Já ouviu alguém cantarolando essa música? Ela é do cantor e compositor carioca Tim Maia, que viveu de 1942 a 1998, e fez muita gente dançar. Mas a conversa aqui não é exatamente sobre música e sim sobre delícias da nossa terra, como o guaraná, o caju, a goiaba e muitas outras, que – acredite! – já faziam parte da culinária dos povos que habitavam o Brasil muito tempo atrás!

Ilustração Walter Vasconcelos

Se você está se perguntando como é possível saber sobre a culinária dos nossos antepassados, anote! Existe uma área de pesquisa chamada arqueobotânica, que estuda os vestígios de vegetais utilizados pelas pessoas há dezenas, centenas e até milhares de anos. Esses vestígios são descobertos em sítios arqueológicos – que são locais onde ficaram preservadas amostras de atividades humanas realizadas há muito tempo.

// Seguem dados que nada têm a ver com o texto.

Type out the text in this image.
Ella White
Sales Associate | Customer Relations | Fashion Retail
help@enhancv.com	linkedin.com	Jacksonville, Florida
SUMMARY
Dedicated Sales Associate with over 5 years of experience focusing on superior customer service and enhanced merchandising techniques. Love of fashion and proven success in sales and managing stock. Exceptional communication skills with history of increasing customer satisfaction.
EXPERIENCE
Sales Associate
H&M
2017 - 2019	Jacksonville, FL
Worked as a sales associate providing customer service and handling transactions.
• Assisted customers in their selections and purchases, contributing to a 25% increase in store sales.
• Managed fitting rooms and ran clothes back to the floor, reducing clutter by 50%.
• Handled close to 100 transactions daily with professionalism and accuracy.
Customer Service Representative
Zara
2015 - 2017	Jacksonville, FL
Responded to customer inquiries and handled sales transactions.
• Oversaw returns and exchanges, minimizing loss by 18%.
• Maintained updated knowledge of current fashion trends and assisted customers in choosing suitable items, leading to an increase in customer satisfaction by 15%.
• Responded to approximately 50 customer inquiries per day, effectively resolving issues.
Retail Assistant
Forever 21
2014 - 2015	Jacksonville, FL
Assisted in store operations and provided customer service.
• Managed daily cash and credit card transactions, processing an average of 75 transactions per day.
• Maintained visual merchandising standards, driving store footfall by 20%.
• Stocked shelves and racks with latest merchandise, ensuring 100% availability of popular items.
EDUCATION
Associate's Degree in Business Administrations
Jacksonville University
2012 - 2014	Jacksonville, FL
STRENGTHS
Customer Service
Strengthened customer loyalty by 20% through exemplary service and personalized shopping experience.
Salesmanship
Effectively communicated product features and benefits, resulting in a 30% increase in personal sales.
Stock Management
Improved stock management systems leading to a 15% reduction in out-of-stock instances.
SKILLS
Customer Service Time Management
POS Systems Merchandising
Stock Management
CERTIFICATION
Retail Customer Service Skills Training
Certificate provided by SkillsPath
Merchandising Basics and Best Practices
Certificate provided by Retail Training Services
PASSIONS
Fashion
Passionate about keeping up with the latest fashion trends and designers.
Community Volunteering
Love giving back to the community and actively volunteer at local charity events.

Alguns desses sítios arqueológicos guardam pistas sobre os vegetais que os nossos antepassados cozinhavam. Neles, já foram encontrados vestígios como carvão em restos de fogueiras e partículas microscópicas de alimentos que ficaram grudadas em utensílios de cozinha. Sabe quando um pedaço de comida fica no fogo por muito tempo e carboniza, ou algo queima no fundo da panela? Pois é mais ou menos assim que esses vestígios se preservaram. A análise desses materiais é feita por especialistas em laboratórios com microscópios muito potentes e permite identificar de qual vegetal era cada vestígio de comida do passado.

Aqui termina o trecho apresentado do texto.